Ratings agency Moody's predicts that the US, UK and India will lead global economic growth over the next two years amid a slowdown in the Eurozone.
Moody's said in a statement that "slow reform progress and muted global trade will constrain European growth" and that market participants should "not expect a significant rebound" in this area in the near term.
Furthermore, Moody's added that there will be "sustained robust growth in the US, UK and India over the next two years" as global GDP should grow around 3% in 2015 and 2016, after 2.8% in this year.
European Commission data revealed that the Eurozone's economy grew by a meagre 0.8% in 2014 as it revised down its forecasts for the year.
The European Union's vice president Jyrki Katainen said "the economic and employment situation is not improving fast enough," as the 18-member bloc continues to be troubled by low inflation and high unemployment levels.

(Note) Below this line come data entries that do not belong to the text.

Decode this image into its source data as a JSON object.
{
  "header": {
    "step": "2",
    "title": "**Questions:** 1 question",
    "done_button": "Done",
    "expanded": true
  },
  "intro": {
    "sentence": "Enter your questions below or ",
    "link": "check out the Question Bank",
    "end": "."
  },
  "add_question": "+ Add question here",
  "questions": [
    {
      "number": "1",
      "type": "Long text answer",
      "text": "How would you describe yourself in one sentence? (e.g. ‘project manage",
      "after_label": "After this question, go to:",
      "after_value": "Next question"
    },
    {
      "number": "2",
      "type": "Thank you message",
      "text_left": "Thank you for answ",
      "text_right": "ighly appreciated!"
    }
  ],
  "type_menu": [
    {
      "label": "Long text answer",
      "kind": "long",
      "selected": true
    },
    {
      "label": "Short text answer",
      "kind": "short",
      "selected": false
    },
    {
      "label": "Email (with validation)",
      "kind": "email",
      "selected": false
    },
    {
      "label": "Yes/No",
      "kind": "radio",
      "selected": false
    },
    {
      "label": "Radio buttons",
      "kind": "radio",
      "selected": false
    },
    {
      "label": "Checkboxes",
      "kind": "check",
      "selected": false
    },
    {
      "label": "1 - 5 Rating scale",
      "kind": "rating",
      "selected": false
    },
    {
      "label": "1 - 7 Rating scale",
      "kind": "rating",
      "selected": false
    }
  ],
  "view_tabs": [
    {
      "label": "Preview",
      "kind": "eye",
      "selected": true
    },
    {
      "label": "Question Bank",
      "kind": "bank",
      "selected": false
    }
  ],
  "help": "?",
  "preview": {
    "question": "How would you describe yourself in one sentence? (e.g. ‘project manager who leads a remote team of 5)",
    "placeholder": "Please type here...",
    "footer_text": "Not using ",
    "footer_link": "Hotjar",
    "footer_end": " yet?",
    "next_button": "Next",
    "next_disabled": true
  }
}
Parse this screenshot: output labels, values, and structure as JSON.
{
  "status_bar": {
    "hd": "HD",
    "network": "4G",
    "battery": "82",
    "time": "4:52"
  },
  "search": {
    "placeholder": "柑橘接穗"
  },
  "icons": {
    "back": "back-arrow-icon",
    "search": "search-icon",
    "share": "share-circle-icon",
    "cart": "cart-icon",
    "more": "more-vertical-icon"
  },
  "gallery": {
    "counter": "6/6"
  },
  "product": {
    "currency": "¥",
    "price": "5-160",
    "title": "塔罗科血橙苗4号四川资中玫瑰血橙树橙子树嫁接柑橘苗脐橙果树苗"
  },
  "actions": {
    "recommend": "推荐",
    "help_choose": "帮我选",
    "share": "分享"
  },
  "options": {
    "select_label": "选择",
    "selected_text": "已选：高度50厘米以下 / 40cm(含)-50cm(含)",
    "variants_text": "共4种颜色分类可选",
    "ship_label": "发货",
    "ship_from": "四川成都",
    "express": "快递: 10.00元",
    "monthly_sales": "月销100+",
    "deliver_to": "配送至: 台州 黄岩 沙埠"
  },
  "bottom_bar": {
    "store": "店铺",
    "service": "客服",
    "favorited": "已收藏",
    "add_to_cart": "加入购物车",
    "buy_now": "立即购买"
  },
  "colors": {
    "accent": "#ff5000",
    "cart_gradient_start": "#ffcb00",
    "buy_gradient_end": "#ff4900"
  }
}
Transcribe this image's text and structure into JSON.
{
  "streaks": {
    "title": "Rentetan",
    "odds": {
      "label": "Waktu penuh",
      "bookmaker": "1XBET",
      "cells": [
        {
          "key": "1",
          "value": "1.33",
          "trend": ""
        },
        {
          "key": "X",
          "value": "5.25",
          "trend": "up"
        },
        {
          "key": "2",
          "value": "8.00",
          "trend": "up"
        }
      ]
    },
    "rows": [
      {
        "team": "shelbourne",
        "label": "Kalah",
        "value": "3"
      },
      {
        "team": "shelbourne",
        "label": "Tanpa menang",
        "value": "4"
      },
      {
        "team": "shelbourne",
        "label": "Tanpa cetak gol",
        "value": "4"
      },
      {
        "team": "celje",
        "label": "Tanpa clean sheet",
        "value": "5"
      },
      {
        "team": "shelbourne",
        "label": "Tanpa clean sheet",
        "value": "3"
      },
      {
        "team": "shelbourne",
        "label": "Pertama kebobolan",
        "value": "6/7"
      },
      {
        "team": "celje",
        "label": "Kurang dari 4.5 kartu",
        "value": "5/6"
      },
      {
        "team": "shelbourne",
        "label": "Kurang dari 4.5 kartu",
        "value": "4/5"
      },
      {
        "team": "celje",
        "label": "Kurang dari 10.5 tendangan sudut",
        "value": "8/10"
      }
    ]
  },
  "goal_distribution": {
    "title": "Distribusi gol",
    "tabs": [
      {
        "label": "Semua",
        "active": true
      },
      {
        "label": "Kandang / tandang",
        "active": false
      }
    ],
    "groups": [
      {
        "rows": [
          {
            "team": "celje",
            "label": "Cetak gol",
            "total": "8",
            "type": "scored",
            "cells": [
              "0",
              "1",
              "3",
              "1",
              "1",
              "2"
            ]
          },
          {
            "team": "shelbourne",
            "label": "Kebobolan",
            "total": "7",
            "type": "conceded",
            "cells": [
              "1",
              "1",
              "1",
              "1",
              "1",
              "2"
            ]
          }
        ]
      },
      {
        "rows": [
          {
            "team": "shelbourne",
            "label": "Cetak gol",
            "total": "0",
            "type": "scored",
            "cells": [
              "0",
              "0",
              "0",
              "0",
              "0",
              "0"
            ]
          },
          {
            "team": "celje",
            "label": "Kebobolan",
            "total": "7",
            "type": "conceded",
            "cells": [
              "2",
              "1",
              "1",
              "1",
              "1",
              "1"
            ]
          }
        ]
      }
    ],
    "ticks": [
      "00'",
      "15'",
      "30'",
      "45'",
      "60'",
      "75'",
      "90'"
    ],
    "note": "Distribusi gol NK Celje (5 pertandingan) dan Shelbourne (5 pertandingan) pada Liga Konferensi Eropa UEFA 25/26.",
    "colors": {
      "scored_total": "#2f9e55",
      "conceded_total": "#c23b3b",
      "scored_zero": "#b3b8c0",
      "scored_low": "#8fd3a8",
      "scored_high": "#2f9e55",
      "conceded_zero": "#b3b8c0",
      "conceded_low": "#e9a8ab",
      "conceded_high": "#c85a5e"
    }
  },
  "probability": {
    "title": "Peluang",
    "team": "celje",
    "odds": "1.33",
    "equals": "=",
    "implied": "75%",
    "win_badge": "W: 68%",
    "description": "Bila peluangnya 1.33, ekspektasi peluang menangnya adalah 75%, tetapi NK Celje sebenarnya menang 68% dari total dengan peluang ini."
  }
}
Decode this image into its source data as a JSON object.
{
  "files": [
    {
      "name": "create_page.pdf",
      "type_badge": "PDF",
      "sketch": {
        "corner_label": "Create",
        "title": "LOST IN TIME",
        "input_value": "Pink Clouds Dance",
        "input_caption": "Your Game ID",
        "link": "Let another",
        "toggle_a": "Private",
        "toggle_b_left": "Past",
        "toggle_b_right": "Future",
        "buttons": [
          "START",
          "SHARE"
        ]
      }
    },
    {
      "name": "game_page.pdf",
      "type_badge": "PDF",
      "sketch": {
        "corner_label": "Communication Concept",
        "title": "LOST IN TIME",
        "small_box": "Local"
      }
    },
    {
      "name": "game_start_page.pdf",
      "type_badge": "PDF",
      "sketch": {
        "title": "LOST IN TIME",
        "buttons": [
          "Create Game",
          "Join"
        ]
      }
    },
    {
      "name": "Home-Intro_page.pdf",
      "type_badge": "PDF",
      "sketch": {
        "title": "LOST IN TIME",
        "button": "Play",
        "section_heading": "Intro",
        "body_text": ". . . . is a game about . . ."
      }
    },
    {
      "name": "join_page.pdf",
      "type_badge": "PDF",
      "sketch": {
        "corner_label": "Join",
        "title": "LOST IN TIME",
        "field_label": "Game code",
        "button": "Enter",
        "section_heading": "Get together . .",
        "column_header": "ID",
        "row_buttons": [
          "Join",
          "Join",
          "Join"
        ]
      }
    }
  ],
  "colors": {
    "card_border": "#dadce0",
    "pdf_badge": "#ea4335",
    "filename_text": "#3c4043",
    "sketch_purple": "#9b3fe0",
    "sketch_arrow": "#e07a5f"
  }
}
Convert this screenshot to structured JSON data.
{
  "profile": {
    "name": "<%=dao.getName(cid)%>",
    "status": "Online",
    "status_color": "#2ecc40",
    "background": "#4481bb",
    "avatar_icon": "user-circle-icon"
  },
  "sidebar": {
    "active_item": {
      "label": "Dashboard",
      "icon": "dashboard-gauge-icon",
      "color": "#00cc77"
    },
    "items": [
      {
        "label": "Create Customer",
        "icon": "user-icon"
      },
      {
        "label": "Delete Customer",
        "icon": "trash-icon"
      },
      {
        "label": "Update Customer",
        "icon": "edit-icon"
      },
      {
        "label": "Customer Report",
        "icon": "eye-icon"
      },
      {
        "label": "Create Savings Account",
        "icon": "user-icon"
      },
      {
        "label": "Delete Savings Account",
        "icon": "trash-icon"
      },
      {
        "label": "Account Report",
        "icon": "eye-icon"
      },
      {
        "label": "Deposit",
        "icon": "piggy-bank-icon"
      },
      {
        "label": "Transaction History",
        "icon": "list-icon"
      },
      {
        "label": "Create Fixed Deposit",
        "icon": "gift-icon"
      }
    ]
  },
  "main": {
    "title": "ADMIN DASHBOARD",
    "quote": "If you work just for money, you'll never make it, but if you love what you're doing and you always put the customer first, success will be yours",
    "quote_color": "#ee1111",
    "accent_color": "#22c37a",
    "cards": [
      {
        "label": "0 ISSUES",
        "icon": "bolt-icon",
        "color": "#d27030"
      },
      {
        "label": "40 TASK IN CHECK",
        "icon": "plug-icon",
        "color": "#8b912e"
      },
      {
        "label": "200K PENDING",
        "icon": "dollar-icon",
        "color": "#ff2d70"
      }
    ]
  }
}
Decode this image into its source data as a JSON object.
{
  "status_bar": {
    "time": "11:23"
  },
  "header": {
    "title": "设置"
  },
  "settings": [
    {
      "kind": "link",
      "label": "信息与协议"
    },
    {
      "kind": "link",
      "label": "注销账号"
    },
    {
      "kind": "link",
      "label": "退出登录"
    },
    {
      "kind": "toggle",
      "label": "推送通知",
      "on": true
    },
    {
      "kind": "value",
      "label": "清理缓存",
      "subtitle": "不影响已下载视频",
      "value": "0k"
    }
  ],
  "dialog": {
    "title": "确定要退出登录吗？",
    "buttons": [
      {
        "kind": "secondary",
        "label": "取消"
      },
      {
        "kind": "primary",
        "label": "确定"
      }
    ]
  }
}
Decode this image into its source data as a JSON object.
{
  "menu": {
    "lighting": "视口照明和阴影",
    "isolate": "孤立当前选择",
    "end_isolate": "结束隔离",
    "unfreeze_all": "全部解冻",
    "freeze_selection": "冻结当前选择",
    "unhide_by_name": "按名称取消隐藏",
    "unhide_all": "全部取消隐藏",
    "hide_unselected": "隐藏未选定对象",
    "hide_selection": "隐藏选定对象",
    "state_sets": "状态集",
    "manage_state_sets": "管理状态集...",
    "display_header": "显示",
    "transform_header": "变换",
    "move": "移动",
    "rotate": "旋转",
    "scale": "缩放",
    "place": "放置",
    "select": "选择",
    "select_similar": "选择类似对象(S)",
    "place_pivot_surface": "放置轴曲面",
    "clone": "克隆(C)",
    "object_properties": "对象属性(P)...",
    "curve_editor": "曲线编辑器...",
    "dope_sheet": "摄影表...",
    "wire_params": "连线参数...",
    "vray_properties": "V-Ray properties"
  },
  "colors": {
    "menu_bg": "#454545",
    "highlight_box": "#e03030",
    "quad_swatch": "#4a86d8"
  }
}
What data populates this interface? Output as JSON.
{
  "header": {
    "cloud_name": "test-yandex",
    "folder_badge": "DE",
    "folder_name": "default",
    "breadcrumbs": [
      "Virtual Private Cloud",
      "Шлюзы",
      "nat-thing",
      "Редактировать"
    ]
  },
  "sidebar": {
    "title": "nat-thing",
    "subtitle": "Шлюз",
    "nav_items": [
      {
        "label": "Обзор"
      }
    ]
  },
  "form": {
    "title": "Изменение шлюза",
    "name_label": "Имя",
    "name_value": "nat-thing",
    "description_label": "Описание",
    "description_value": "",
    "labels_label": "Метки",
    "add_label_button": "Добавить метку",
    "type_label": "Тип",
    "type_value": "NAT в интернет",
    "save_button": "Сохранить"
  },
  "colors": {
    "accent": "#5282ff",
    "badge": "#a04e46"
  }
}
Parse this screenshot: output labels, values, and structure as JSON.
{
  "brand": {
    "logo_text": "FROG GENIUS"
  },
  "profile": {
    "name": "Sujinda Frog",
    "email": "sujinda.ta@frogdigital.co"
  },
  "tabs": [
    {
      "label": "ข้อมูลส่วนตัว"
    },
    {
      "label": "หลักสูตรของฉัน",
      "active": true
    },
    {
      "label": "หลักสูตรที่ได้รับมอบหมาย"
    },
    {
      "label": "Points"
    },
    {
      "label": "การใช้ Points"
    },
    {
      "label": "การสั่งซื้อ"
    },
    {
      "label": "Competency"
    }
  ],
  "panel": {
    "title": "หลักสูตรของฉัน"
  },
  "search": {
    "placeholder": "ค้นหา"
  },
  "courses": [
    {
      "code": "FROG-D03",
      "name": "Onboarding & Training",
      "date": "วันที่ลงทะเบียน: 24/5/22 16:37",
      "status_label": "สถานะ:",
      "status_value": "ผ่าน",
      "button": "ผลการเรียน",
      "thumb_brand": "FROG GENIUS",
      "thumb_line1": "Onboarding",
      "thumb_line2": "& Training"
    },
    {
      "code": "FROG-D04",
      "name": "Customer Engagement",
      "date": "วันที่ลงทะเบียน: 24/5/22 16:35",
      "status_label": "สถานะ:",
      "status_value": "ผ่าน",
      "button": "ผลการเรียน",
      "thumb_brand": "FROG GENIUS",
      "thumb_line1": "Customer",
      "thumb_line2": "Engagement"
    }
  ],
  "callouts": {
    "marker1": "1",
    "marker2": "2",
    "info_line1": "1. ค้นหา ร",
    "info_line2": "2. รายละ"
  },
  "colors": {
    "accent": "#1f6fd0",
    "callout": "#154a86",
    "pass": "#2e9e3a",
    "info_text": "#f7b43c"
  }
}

Marco Buti, director general of the commission's economics department added: "The slowdown in Europe has occurred as the legacy of the global financial and economic crisis lingers.
"We see growth coming to a stop in Germany, protracted stagnation in France and contraction in Italy."
Meanwhile, the National Institute of Economic and Social Research (NIESR) has revealed that Britain's economy is set to grow faster than expected over the next year despite risks from the rest of the Eurozone.
The NIESR forecasts the UK economy to grow 2.5% in 2015, which is an upwards revision to the 2.3% made three months ago by the institute.
In October, Britain's Chancellor George Osborne warned that dismal German economic data is the greatest concern for the Eurozone.
Osborne added that "there are serious clouds gathering on the economic horizon and the biggest risk is the Eurozone falling back into recession.
"Britain is not powerless in the face of external risks and has an economic plan. If you create rules on fiscal guidelines, you can't break the rules on the first test.
"However, I am sceptical about repeated calls for more public spending."